A Comprehensive Review of Artificial Intelligence and Machine Learning in Cyber-Physical Systems for Grid-Connected Wind Turbine Control
摘要
This study presents a thorough examination of artificial intelligence (AI) and machine learning (ML) applications in the control systems of grid-connected wind turbines inside cyber-physical systems (CPS). Renewable energy sources, particularly wind energy, play an important role in modern power grids; therefore, effective control systems are required to ensure stability, reliability, and performance. Traditional control approaches frequently struggle to cope with wind energy variability and grid demand dynamics.
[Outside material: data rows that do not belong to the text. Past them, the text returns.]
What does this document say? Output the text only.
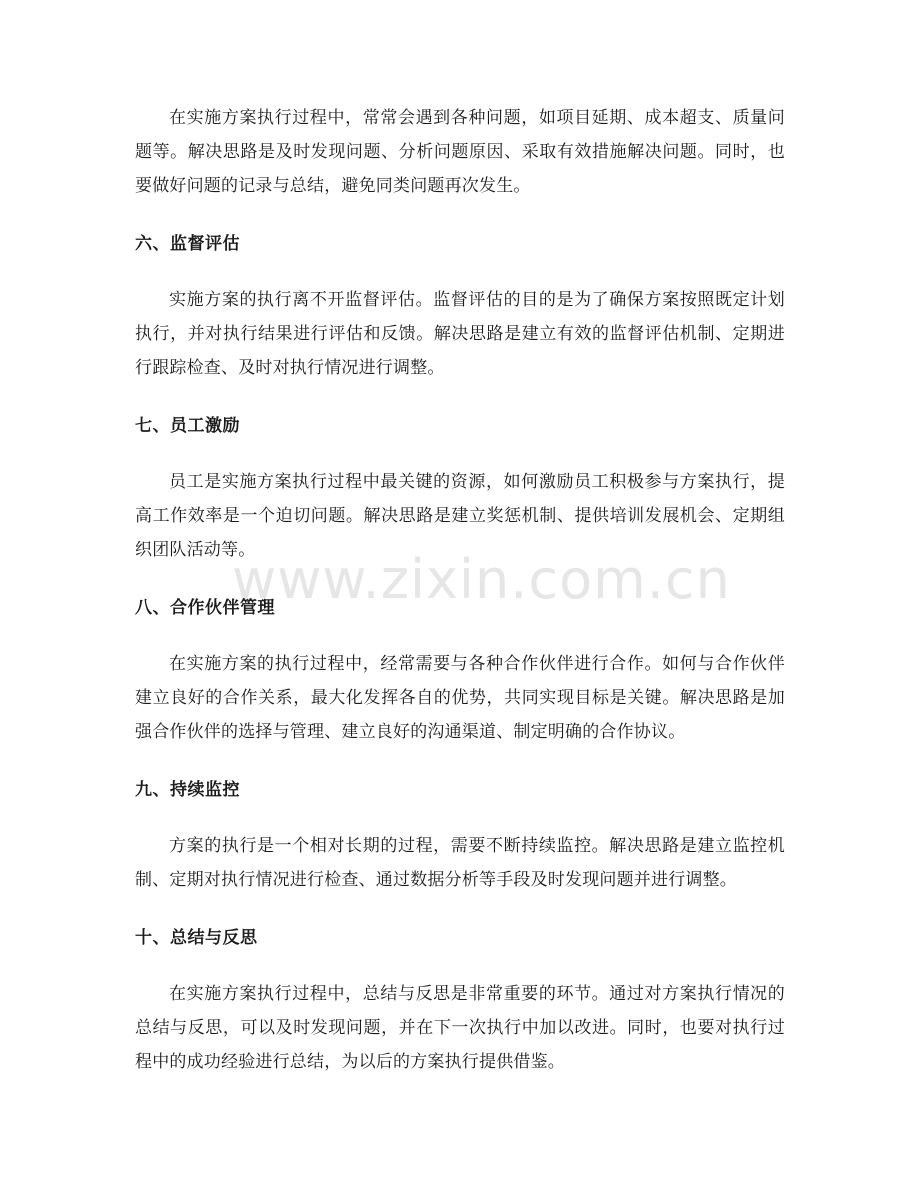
在实施方案执行过程中，常常会遇到各种问题，如项目延期、成本超支、质量问题等。解决思路是及时发现问题、分析问题原因、采取有效措施解决问题。同时，也要做好问题的记录与总结，避免同类问题再次发生。

六、监督评估

实施方案的执行离不开监督评估。监督评估的目的是为了确保方案按照既定计划执行，并对执行结果进行评估和反馈。解决思路是建立有效的监督评估机制、定期进行跟踪检查、及时对执行情况进行调整。

七、员工激励

员工是实施方案执行过程中最关键的资源，如何激励员工积极参与方案执行，提高工作效率是一个迫切问题。解决思路是建立奖惩机制、提供培训发展机会、定期组织团队活动等。

八、合作伙伴管理

在实施方案的执行过程中，经常需要与各种合作伙伴进行合作。如何与合作伙伴建立良好的合作关系，最大化发挥各自的优势，共同实现目标是关键。解决思路是加强合作伙伴的选择与管理、建立良好的沟通渠道、制定明确的合作协议。

九、持续监控

方案的执行是一个相对长期的过程，需要不断持续监控。解决思路是建立监控机制、定期对执行情况进行检查、通过数据分析等手段及时发现问题并进行调整。

十、总结与反思

在实施方案执行过程中，总结与反思是非常重要的环节。通过对方案执行情况的总结与反思，可以及时发现问题，并在下一次执行中加以改进。同时，也要对执行过程中的成功经验进行总结，为以后的方案执行提供借鉴。

www.zixin.com.cn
AI and machine learning provide unique solutions by allowing for better real-time control, predictive maintenance, and wind turbine performance improvement. The review begins by discussing the challenges of wind turbine control, such as variable wind conditions, grid integration issues, and maintaining optimal power generation. It then investigates the application of AI and machine learning techniques like as neural networks, reinforcement learning, and fuzzy logic to improve control precision, grid stability, and overall system efficiency. CPS is also mentioned in terms of providing a strong framework that connects physical wind turbine components with digital control systems for enhanced monitoring and decision-making. Case studies and current breakthroughs are examined to demonstrate the efficacy of AI and ML-driven techniques in real-world wind energy applications. The report continues by outlining critical areas for future research, highlighting the importance of further integrating AI technologies with CPS to increase the resilience and sustainability of grid-connected wind turbines. This review seeks to help researchers and practitioners create cutting-edge solutions for modern wind energy systems.